A few painful days later he was fine, he could eat again and even went back to his normal cheerful self, teasing his sisters. And I breathed again thinking that perhaps now we would have a normal week. Wrong again. Sunday morning he woke up and couldn’t open his eye. It was swollen completely. “Take me to Ichilov mom” (where our oncology ward is). It wasn’t just me in a panic. Let’s go back to our pediatrician first, I said and see if we need to go to the hospital. (I didn’t feel up to schlepping an hour into a cancer ward that day!) She calmed him down and said it seemed like an allergic reaction. Antihistamines should help. And they did. A few days later his eye was back to normal and so were we.
When things are “back to normal” and you feel like a “regular mom”- you celebrate. It’s the most amazing feeling in the world watching and relishing in the realization of just how far he has come.

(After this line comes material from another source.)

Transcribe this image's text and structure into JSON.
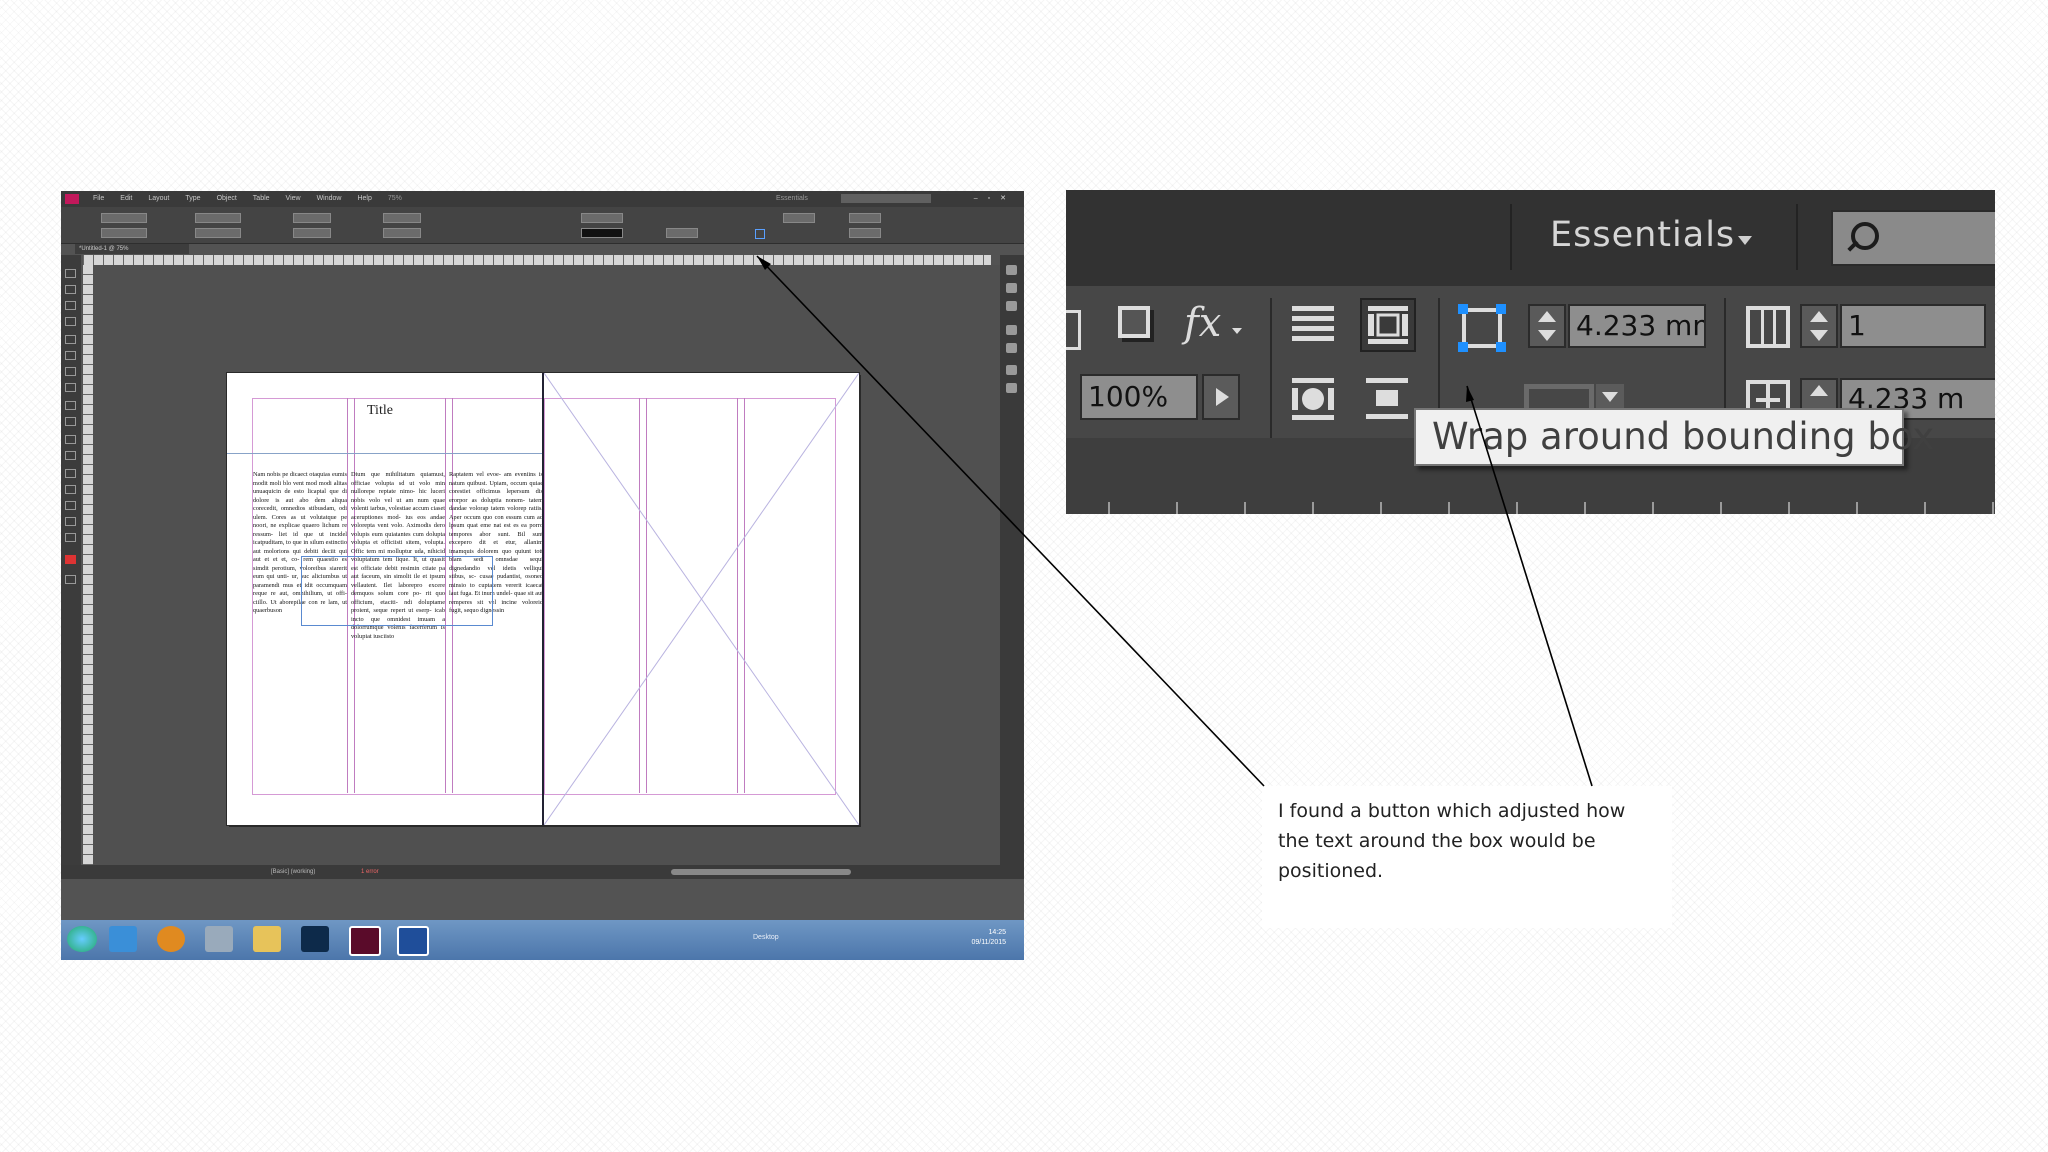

Like last Friday – I was so excited as my son made the tiresome excursion into Jerusalem’s Old City at 4am, walking with his classmates on the old, uneven cobble streets, down, and back up all the stairs (the 100 of them), to the Western Wall where hundreds of others had gathered at 5am in the morning to recite prayers before the Day of Atonement. And then from there, a few hours later he went with his friends to watch his coach play football in a tournament game. He watched and also played. However the next day, after jumping around with his sister – he couldn’t walk on the balls of his feet. They were too painful. The day before had all been too much for him and he would need a good few days to recover – so much so that days later he had to cancel football practice. A sign that yes, there is still more work to be done at rehab. And this realization was just a little too painful for me, too.
As grateful as I am for where we are now, there are often times when I feel like I wish I could go back in time and just be that normal mom, juggling normal, everyday life problems and not have to deal with post-brain cancer issues or my own PTSD. But it is in those times that my own son, recovering from brain cancer says something so profound, like “You know mom, no one is 100% OK, ever.”
Tonight we head into the Day of Atonement and I realize that my son is really right. No matter who you are, or what you’ve been through, no one is 100% OK. And that is OK, too. It is all part of this thing called “life”. Everyone has their own battles and their own story. No mother is really a “regular, normal mom”. G-d has taken each of us on our own path, where we are going to fall, or stumble, or even break some bones. We are going to have times where we feel completely overwhelmed and scared. We don’t always know or understand the journey He’s set us on and we have to accept that we may never understand. We can pray though that there will also be good days, days when we can feel “normal”, where we can relish in our achievements and take in the beauty of life. And when those moments come, we just have to make sure we take them in completely and celebrate.